- Born: Eva Navarro Quijano 7 September 1967 (age 58) Madrid, Spain
- Education: Universidad Complutense Madrid
- Known for: Painting
- Movement: Spanish New Figurative Art

= Eva Navarro (painter) =

Spanish painter

Eva Navarro (born 1967) is a Spanish painter living in Madrid, Spain. She has a bachelor's degree in Fine Arts from the Universidad Complutense de Madrid. Her work is considered part of the Spanish New Figurative Art Movement. She mostly exhibits her work in Europe and the United States.

==Work==
Navarro's work has been described as "vivacious, uncomplicated and energetic, as well as being full of extraordinary colour". Basic elements such as movement, space, action and time, all expressed through the human figure, are reflected in her work. The Boston Globe has written that "she explores the concept of time, with long shadows lingering across paintings".

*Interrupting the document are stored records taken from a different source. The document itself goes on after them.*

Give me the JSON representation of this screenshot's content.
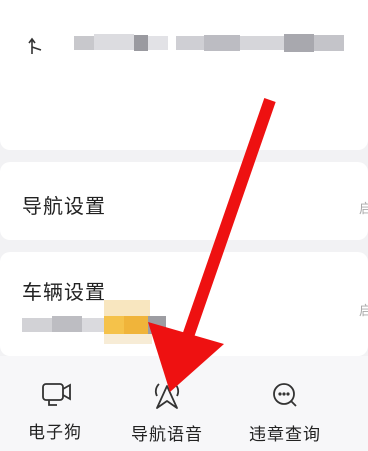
{
  "sections": {
    "nav_settings": {
      "title": "导航设置",
      "hint": "启"
    },
    "vehicle_settings": {
      "title": "车辆设置",
      "hint": "启"
    }
  },
  "toolbar": {
    "items": [
      {
        "label": "电子狗",
        "icon": "dashcam-icon"
      },
      {
        "label": "导航语音",
        "icon": "nav-voice-icon"
      },
      {
        "label": "违章查询",
        "icon": "violation-query-icon"
      }
    ]
  },
  "colors": {
    "annotation_arrow": "#ee1111",
    "blur_accent": "#f5c24a",
    "background": "#f2f2f4"
  }
}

The characters that Navarro uses for her paintings are people that have crossed paths with her in different locations around the world. They stand in seas of exceptional color and are painted with a sharp realism. The characters are also washed in sun, casting shadows across the canvas. Their faces are tucked or hidden away from the viewer, creating a very deliberate emotional distance. "She photographs people on the streets, then isolates them against bold monochromatic backdrops. We rarely see their faces, though we may see the same figure again, moving forward, casting vivid shadows. They could be anyone; they could be you, and that tension between identity and anonymity is compelling.

Eva Navarro was selected as 2015 Residence Artists at the Sam and Adele Golden Foundation for the Arts in New Berlin, NY.

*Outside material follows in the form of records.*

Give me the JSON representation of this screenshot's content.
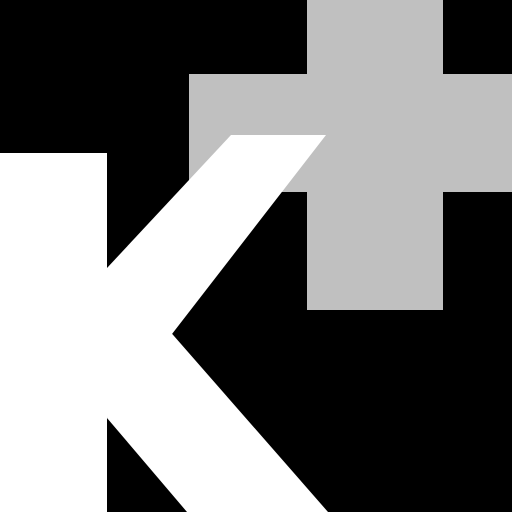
{
  "logo": {
    "letter": "K",
    "symbol": "+",
    "colors": {
      "background": "#000000",
      "letter": "#ffffff",
      "plus": "#c0c0c0"
    }
  }
}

Navarro’s recent work has been considered livelier, as she introduces more colors, evoking a more optimistic and playful tone for some viewers.

In April 2016 Eva Navarro was the First Prize Winner of the VKR75 International Painting Competition, organized in Denmark, with her painting “Enlightenment”. Troels Rasmussen, VKR Holding company historian, states: “The winner of first prize, Eva Navarro from Spain, has worked masterfully with light, shade and sensuality. The viewer is brought close to a person sitting in a chair, reading in subdued, yet bright, lighting from above. The scene is credible and convincing, with exquisite technical detail, all of which combine to make this work the clear winner of the competition”.